Vuelto Carlos I de Alemania, donde había conseguido la dignidad imperial, las Cortes se reunieron en Valladolid para coronarle luego que él jurara las antiguas leyes. En lugar de presentarse, Carlos envió representantes que, según pretendía, debían recibir de las Cortes el juramento de fidelidad. Las Cortes se negaron a admitir a aquellos delegados a su presencia, comunicando al monarca que si no se presentaba él mismo y juraba las leyes del país no sería reconocido como rey de España. Carlos cedió entonces; compareció ante las Cortes y prestó juramento – de muy mala gana, según los historiadores-. Las Cortes le dijeron en esta ocasión: “Debéis saber, Señor, que el rey es un servidor de la nación” Así empezaron las hostilidades entre Carlos I y las ciudades. A consecuencia de las intrigas del rey estallaron en Castilla numerosas insurrecciones, se constituyó la Santa Liga de Ávila y las ciudades unidas convocaron Cortes en Tordesillas, de donde partió el 20 de octubre de 1520 una “protesta contra los abusos” dirigida al rey, y en contestación a la cual éste privó de sus derechos personales a todos los diputados reunidos en Tordesillas. La guerra civil se hizo entonces inevitable y los comuneros tomaron las armas; bajo el mando de Padilla, sus mesnadas tomaron la fortaleza de Torrelobatón, pero fueron finalmente derrotados por fuerzas superiores en la batalla de Villalar, el 23 de abril de 1521. Rodaron por el cadalso las cabezas de los principales “conspiradores” y desaparecieron las antiguas libertades en España.

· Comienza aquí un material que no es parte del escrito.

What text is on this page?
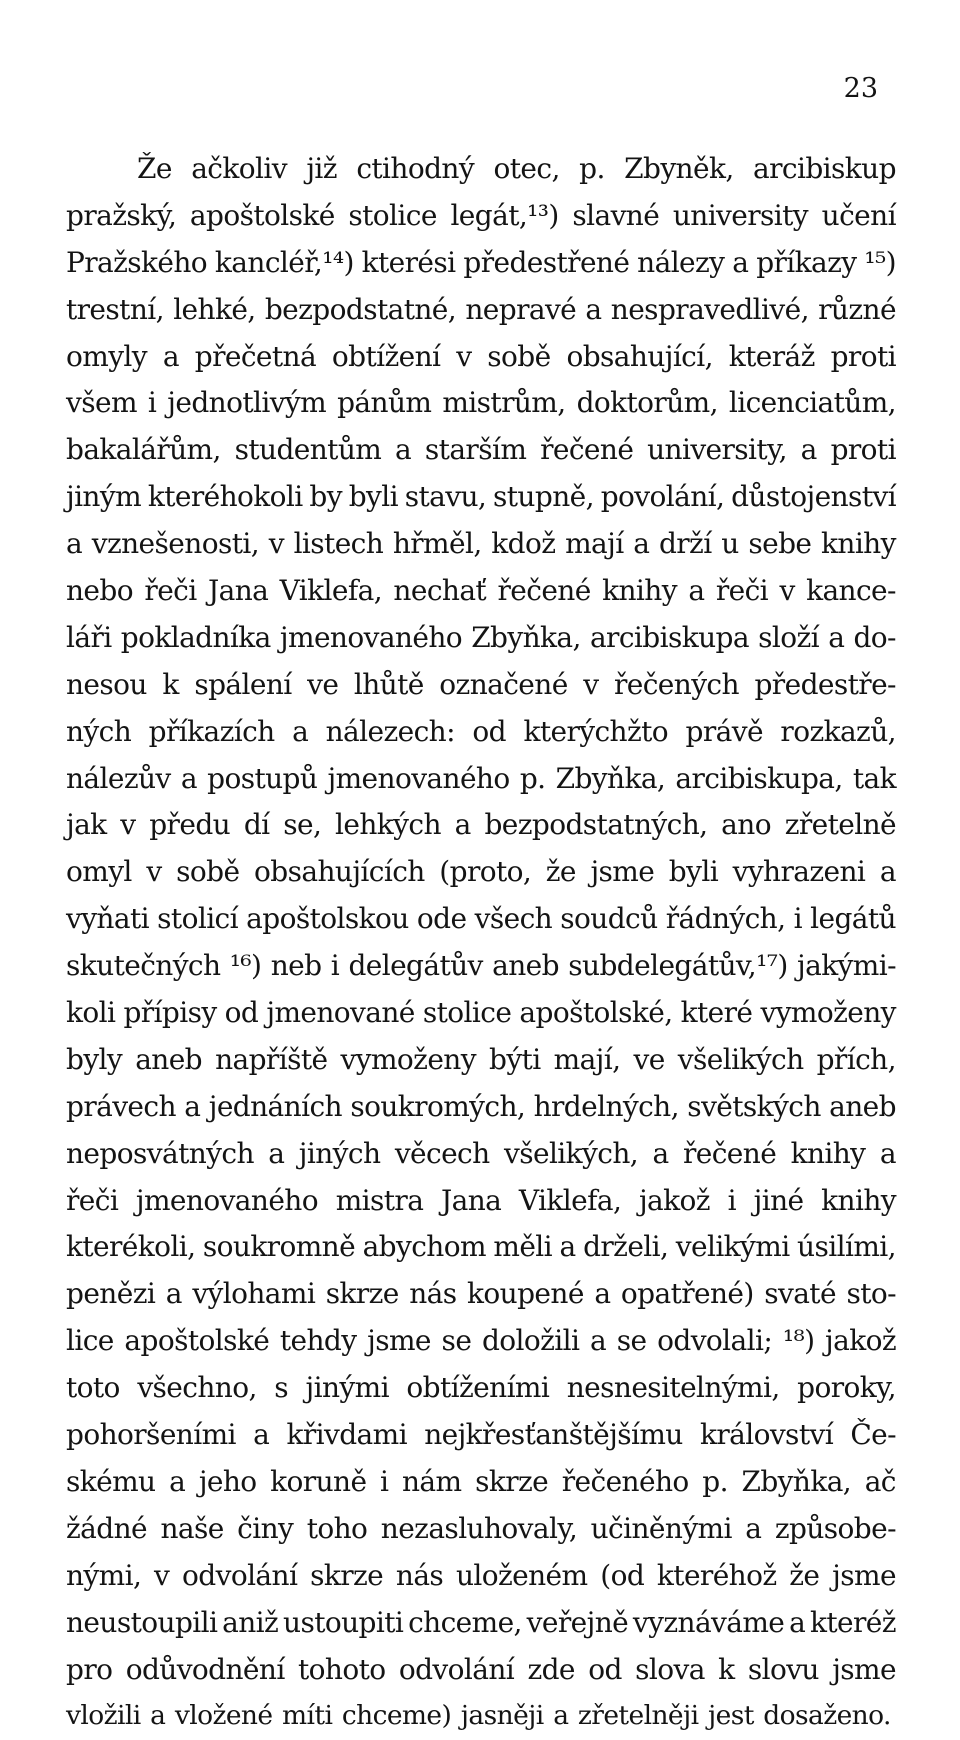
23
Že ačkoliv již ctihodný otec, p. Zbyněk, arcibiskup
pražský, apoštolské stolice legát,¹³) slavné university učení
Pražského kancléř,¹⁴) kterési předestřené nálezy a příkazy ¹⁵)
trestní, lehké, bezpodstatné, nepravé a nespravedlivé, různé
omyly a přečetná obtížení v sobě obsahující, kteráž proti
všem i jednotlivým pánům mistrům, doktorům, licenciatům,
bakalářům, studentům a starším řečené university, a proti
jiným kteréhokoli by byli stavu, stupně, povolání, důstojenství
a vznešenosti, v listech hřměl, kdož mají a drží u sebe knihy
nebo řeči Jana Viklefa, nechať řečené knihy a řeči v kance-
láři pokladníka jmenovaného Zbyňka, arcibiskupa složí a do-
nesou k spálení ve lhůtě označené v řečených předestře-
ných příkazích a nálezech: od kterýchžto právě rozkazů,
nálezův a postupů jmenovaného p. Zbyňka, arcibiskupa, tak
jak v předu dí se, lehkých a bezpodstatných, ano zřetelně
omyl v sobě obsahujících (proto, že jsme byli vyhrazeni a
vyňati stolicí apoštolskou ode všech soudců řádných, i legátů
skutečných ¹⁶) neb i delegátův aneb subdelegátův,¹⁷) jakými-
koli přípisy od jmenované stolice apoštolské, které vymoženy
byly aneb napříště vymoženy býti mají, ve všelikých přích,
právech a jednáních soukromých, hrdelných, světských aneb
neposvátných a jiných věcech všelikých, a řečené knihy a
řeči jmenovaného mistra Jana Viklefa, jakož i jiné knihy
kterékoli, soukromně abychom měli a drželi, velikými úsilími,
penězi a výlohami skrze nás koupené a opatřené) svaté sto-
lice apoštolské tehdy jsme se doložili a se odvolali; ¹⁸) jakož
toto všechno, s jinými obtíženími nesnesitelnými, poroky,
pohoršeními a křivdami nejkřesťanštějšímu království Če-
skému a jeho koruně i nám skrze řečeného p. Zbyňka, ač
žádné naše činy toho nezasluhovaly, učiněnými a způsobe-
nými, v odvolání skrze nás uloženém (od kteréhož že jsme
neustoupili aniž ustoupiti chceme, veřejně vyznáváme a kteréž
pro odůvodnění tohoto odvolání zde od slova k slovu jsme
vložili a vložené míti chceme) jasněji a zřetelněji jest dosaženo.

Varias circunstancias conspiraron en favor de la llegada del absolutismo al poder. La falta de unión entre las diferentes regiones privó a sus esfuerzos del necesario vigor; pero Carlos se valió ante todo el agudo antagonismo existente entre la clase de los nobles y la de los vecinos de las ciudades para degradar a ambas. Hemos indicado ya que desde el siglo XIV la influencia de las ciudades era predominante en las Cortes; desde Fernando el Católico la Santa Hermandad fue un poderoso instrumento puesto en manos de las ciudades contra los nobles castellanos, los cuales importaron a aquella institución la violación de sus antiguos privilegios y de su vieja jurisdicción. Consecuentemente, la nobleza se mostró muy dispuesta a apoyar a Carlos I en su proyecto de destruir la Junta Santa. Aplastada su resistencia armada, Carlos se ocupó personalmente en reducir los privilegios municipales de las ciudades, las cuales, disminuyendo rápidamente de población, riqueza e importancia, perdieron pronto su influencia en las Cortes. El rey se dirigió entonces contra los nobles, que si bien le habían asistido en la destrucción de las libertades ciudadanas seguían teniendo ellos mismos una importancia política considerable. Motines provocados en sus ejércitos por la falta de paga le obligaron a reunir Cortes en 1539 para obtener un subsidio en dinero; pero las Cortes rechazaron la petición, indignadas por el uso ilegítimo hecho por el rey de anteriores subsidios, aplicados a operaciones ajenas a los intereses de España. Enfurecido disolvió Carlos las Cortes, y al insistir los nobles en su privilegio de exención de impuestos declaró que quienes reivindicaban tal privilegió no tenían derecho a personarse en las Cortes, y los excluyó consecuentemente de la asamblea. Esto fue un golpe de muerte para las Cortes, a partir de ese momentos, sus reuniones se redujeron a meras ceremonias formales, breves por lo demás. El tercer elemento de la antigua constitución de las Cortes – a saber, el clero-, alistado desde Fernando el Católico bajo la bandera de la Inquisición, había dejado hacía tiempo de identificar sus intereses con los de la España feudal. Muy al contrario, gracias a la Inquisición se convirtió en el instrumento más formidable del absolutismo.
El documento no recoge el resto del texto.